Od zawsze chciałam być tłumaczką. Moje marzenia zaczęły się spełniać już na studiach. Kiedy odebrałam pierwsze honorarium w czasopiśmie “Polska – Poland”, skakałam z radości, bo poczułam się profesjonalistką. Nie zdawałam sobie sprawy, jak wiele wysiłku i czasu potrzeba, by dopracować się porządnego tłumaczeniowego warsztatu. Wciąż się uczę, pogłębiam wiedzę, wędruję po lingwistycznych ścieżkach i bezdrożach. Porównuję synonimy, badam kolokacje, sprawdzam rejestry znaczeniowe, przymierzam się do translatorkich wyzwań poetyckich i literackich, a czasem tworzę własne teksty. Nieraz trafiam na prawdziwe perełki – ciekawa jestem, czy też cię zainteresują. Zapraszam do lektury.

Porozmawiajmy tym razem o tłumaczeniach nietechnicznych, choć… no nie, nie wytrzymam.  Kiedyś w świetnym podręczniku „Jak nie tłumaczyć tekstów technicznych”  znalazłam  przykład tłumaczenia czysto technicznego zwrotu „naked conductor runs along the track”, czyli „wzdłuż toru leży niezaizolowany przewód”. Pewnie się domyślacie, co się z nim stało w przekładzie… Perełka.  Dla mnie ten casus zawsze był przestrogą, by tłumaczyć zgodnie z logiką.  Nietrudno przecież zauważyć, że tłumaczenie „nagi konduktor biegnie wzdłuż toru” dziwnie nie pasuje do reszty tekstu.  Zresztą, może ta  wersja była zbyt kusząca, i w głowie tłumacza profesjonalista ustąpił miejsca clownowi?  Bo jakoś mi się nie chce wierzyć, żeby taka niekonsekwencja mu umknęła.

Chociaż, z drugiej strony…  Czytam  sobie kiedyś jedno z  polskich tłumaczeń „Jane of Lantern Hill” Lucy Maud Montgomery.  Setting: Wyspa Księcia Edwarda, początki XX wieku.  Tytułowa Jane  wędruje piechotą przed siebie, z tyłu podjeżdża bryczka a powożący rzecze: „- Czy mogę pani służyć windą?”  Tak.  Nie mylicie się. W oryginale było „May I give you a lift”. A więc jednak rozum nie zawsze czuwa.  I redaktor też nie.

 

Zresztą, sama nie jestem bez winy.  Kiedy zaczynałam pracę tłumaczeniową w czasopiśmie „Polska”,  trafił mi się piękny wiersz o Holocauście.
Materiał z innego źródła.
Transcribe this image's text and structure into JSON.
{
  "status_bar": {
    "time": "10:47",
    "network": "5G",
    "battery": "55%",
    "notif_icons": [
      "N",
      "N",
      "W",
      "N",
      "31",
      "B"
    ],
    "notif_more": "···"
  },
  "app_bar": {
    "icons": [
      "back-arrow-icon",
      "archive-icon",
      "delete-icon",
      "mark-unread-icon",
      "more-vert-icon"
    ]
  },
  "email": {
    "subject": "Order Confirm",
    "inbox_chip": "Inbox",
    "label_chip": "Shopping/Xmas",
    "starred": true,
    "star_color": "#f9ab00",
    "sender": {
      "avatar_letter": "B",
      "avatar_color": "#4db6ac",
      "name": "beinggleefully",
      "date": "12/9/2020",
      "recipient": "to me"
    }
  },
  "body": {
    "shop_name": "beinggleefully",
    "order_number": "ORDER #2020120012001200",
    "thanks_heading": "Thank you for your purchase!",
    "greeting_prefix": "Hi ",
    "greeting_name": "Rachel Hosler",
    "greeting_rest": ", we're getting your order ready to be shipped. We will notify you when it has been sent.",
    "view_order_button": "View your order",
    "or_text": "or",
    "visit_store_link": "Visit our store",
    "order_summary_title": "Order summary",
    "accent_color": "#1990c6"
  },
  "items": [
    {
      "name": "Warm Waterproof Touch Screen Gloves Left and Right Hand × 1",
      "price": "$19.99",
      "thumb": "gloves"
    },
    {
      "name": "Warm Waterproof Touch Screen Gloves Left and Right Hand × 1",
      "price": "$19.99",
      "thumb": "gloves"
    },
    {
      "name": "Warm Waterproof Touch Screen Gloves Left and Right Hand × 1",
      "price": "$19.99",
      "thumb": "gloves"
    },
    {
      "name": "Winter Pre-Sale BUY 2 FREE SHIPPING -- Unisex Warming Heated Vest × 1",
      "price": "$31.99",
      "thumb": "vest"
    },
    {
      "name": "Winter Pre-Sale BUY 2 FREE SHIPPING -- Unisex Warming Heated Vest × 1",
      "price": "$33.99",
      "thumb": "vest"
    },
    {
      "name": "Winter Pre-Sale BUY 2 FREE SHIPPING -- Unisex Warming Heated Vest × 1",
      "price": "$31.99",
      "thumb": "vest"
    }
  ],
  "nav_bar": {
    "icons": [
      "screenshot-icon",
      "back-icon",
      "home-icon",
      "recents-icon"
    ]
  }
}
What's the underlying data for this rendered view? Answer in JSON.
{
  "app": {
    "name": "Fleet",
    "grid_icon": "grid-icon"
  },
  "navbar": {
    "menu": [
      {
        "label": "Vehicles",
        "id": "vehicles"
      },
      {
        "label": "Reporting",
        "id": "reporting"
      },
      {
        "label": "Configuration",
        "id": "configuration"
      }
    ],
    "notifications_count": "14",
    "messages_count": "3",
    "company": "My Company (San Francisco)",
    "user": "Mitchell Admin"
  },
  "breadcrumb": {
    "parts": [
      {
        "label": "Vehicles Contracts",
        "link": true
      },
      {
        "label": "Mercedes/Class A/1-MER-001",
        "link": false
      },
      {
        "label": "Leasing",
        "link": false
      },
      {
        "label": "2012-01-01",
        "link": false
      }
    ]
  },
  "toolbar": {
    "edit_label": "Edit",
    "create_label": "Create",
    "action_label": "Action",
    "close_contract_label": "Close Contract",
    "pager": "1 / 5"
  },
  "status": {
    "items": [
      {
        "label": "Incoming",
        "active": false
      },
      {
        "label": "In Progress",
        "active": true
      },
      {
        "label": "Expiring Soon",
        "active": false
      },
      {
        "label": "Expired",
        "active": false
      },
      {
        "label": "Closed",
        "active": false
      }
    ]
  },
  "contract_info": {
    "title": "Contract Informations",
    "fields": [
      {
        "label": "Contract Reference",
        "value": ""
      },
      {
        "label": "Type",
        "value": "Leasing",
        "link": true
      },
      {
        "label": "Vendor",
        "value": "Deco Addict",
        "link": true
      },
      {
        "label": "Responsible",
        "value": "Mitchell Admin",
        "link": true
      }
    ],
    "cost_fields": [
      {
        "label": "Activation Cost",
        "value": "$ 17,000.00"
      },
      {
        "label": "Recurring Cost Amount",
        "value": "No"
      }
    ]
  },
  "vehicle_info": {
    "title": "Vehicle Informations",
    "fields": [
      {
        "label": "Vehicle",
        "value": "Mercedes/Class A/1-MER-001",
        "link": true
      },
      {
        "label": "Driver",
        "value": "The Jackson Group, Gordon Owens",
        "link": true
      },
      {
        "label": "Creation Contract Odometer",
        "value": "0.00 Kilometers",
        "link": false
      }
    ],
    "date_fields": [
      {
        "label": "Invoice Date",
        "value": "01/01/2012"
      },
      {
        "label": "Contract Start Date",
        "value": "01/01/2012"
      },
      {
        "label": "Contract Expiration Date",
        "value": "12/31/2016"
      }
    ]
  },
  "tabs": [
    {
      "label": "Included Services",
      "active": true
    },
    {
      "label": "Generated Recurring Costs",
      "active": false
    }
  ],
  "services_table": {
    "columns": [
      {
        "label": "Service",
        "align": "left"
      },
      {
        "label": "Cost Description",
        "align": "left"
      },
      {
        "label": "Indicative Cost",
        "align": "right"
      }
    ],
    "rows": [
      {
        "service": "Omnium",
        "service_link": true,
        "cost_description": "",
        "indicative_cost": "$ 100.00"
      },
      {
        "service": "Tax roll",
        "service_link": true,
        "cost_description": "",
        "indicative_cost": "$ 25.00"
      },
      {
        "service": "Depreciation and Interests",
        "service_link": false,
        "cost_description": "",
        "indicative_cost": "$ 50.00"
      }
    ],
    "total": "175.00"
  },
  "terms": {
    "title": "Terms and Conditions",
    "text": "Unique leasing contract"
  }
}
Przetłumaczyłam go, ale z lenistwa nie sprawdziłam, co to Kaddish i przetłumaczyłam  go jako Torę. Koszmar.  Do dziś się wstydzę, a tyle lat już minęło.  Lekcję zapamiętałam aż za dobrze, bo czasem mi się zdaje, że moje drugie imię to Paranoja Tłumacza.  Sprawdzam wszystko i wszędzie, zgłębiam zakamarki internetu, dowiaduję się więcej, niżbym chciała, a potem… błyskawicznie to zapominam. Zresztą, pamięć świetna, ale krótka to pożądana cecha zawodowa tłumacza przysięgłego.  Ale o tym to już innym razem.